Prime Minister Abdul Hamid Dbeibah recently appointed a special envoy to the U.S., who will try to get energy firms to invest in Libya, Oun said.
Libya’s been mostly mired in conflict since a 2011 uprising that toppled dictator Moammar Qaddafi. A truce in its civil war roughly a year ago has led to more stability and enabled officials to increase oil production from almost nothing.
Several American energy companies have operated and taken stakes in Libyan oil fields in the past, among them ConocoPhillips, Marathon Oil Corp. and Occidental Petroleum Corp. Some of them sold assets after the war began.

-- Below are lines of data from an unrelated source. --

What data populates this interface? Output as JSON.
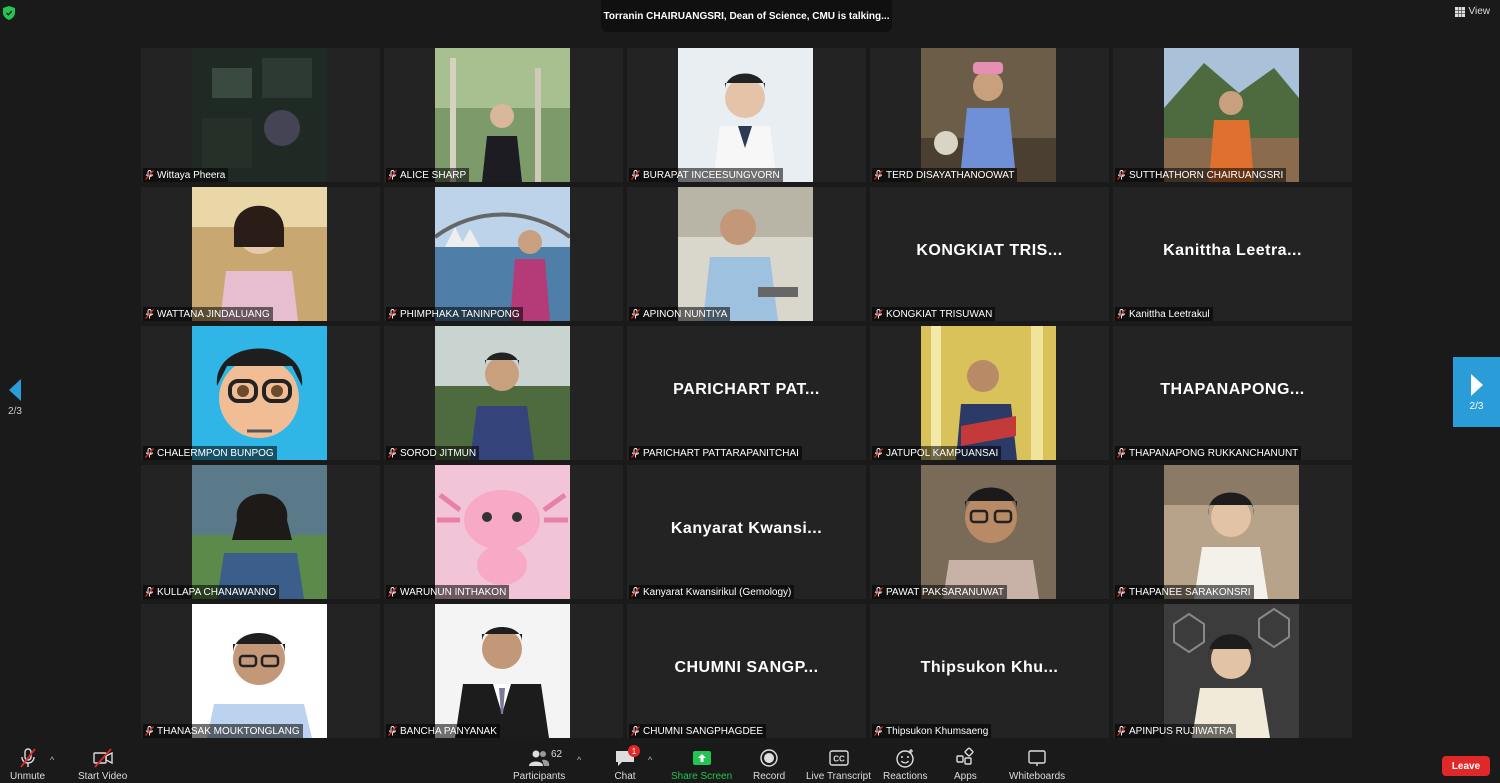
{
  "top": {
    "speaker_banner": "Torranin CHAIRUANGSRI, Dean of Science, CMU is talking...",
    "view_label": "View"
  },
  "pagination": {
    "left": "2/3",
    "right": "2/3"
  },
  "tiles": [
    {
      "name": "Wittaya Pheera",
      "big": "",
      "photo": "dark",
      "bg": "#1f2a24"
    },
    {
      "name": "ALICE SHARP",
      "big": "",
      "photo": "trees",
      "bg": "#6f8a5e"
    },
    {
      "name": "BURAPAT INCEESUNGVORN",
      "big": "",
      "photo": "lab",
      "bg": "#e9eef2"
    },
    {
      "name": "TERD DISAYATHANOOWAT",
      "big": "",
      "photo": "blue-shirt",
      "bg": "#6b5d48"
    },
    {
      "name": "SUTTHATHORN CHAIRUANGSRI",
      "big": "",
      "photo": "mountain",
      "bg": "#8a9a6a"
    },
    {
      "name": "WATTANA JINDALUANG",
      "big": "",
      "photo": "pink",
      "bg": "#c8a870"
    },
    {
      "name": "PHIMPHAKA TANINPONG",
      "big": "",
      "photo": "harbour",
      "bg": "#7fa3c9"
    },
    {
      "name": "APINON NUNTIYA",
      "big": "",
      "photo": "office",
      "bg": "#d9d6cc"
    },
    {
      "name": "KONGKIAT TRISUWAN",
      "big": "KONGKIAT  TRIS...",
      "photo": "",
      "bg": ""
    },
    {
      "name": "Kanittha  Leetrakul",
      "big": "Kanittha  Leetra...",
      "photo": "",
      "bg": ""
    },
    {
      "name": "CHALERMPON BUNPOG",
      "big": "",
      "photo": "avatar",
      "bg": "#2fb5e6"
    },
    {
      "name": "SOROD JITMUN",
      "big": "",
      "photo": "garden",
      "bg": "#4e6b3f"
    },
    {
      "name": "PARICHART PATTARAPANITCHAI",
      "big": "PARICHART  PAT...",
      "photo": "",
      "bg": ""
    },
    {
      "name": "JATUPOL KAMPUANSAI",
      "big": "",
      "photo": "yellow",
      "bg": "#d9c25a"
    },
    {
      "name": "THAPANAPONG RUKKANCHANUNT",
      "big": "THAPANAPONG...",
      "photo": "",
      "bg": ""
    },
    {
      "name": "KULLAPA CHANAWANNO",
      "big": "",
      "photo": "park",
      "bg": "#5a7a8a"
    },
    {
      "name": "WARUNUN INTHAKON",
      "big": "",
      "photo": "axolotl",
      "bg": "#f2c4d8"
    },
    {
      "name": "Kanyarat Kwansirikul (Gemology)",
      "big": "Kanyarat  Kwansi...",
      "photo": "",
      "bg": ""
    },
    {
      "name": "PAWAT PAKSARANUWAT",
      "big": "",
      "photo": "stone",
      "bg": "#7a6a58"
    },
    {
      "name": "THAPANEE SARAKONSRI",
      "big": "",
      "photo": "lab2",
      "bg": "#b7a38a"
    },
    {
      "name": "THANASAK MOUKTONGLANG",
      "big": "",
      "photo": "white",
      "bg": "#ffffff"
    },
    {
      "name": "BANCHA PANYANAK",
      "big": "",
      "photo": "suit",
      "bg": "#f4f4f4"
    },
    {
      "name": "CHUMNI SANGPHAGDEE",
      "big": "CHUMNI  SANGP...",
      "photo": "",
      "bg": ""
    },
    {
      "name": "Thipsukon Khumsaeng",
      "big": "Thipsukon  Khu...",
      "photo": "",
      "bg": ""
    },
    {
      "name": "APINPUS RUJIWATRA",
      "big": "",
      "photo": "chem",
      "bg": "#3c3c3c"
    }
  ],
  "toolbar": {
    "unmute": "Unmute",
    "start_video": "Start Video",
    "participants": "Participants",
    "participants_count": "62",
    "chat": "Chat",
    "chat_badge": "1",
    "share_screen": "Share Screen",
    "record": "Record",
    "live_transcript": "Live Transcript",
    "reactions": "Reactions",
    "apps": "Apps",
    "whiteboards": "Whiteboards",
    "leave": "Leave",
    "cc_text": "CC"
  },
  "colors": {
    "accent_blue": "#2a9dd8",
    "share_green": "#23c552",
    "leave_red": "#e02828",
    "mute_red": "#e02828"
  }
}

Libya, which sits on Africa’s largest oil reserves, is pumping around 1.3 million barrels a day and aims to boost that to between 2 and 2.5 million within six years, Oun said.
The government is also trying to attract money from Europe. Dbeibah said in an August interview that France’s TotalEnergies SE and Spain’s Repsol SA have offered to invest billions of dollars. The country’s National Oil Corp. set up a London office this month to work with firms thinking of doing business in Libya.
Political tension has risen ahead of an election scheduled for Dec. 24. Yet Oun said a return to fighting that leads to more paralysis in the oil sector is unlikely.
“The country is stabilizing,” he said. “I don’t think there will be big shutdowns.”
The government wants to develop the country’s “remaining potential reserves,” he said. There’s still plenty of territory to explore on land and in Libya’s Mediterranean waters, according to Oun.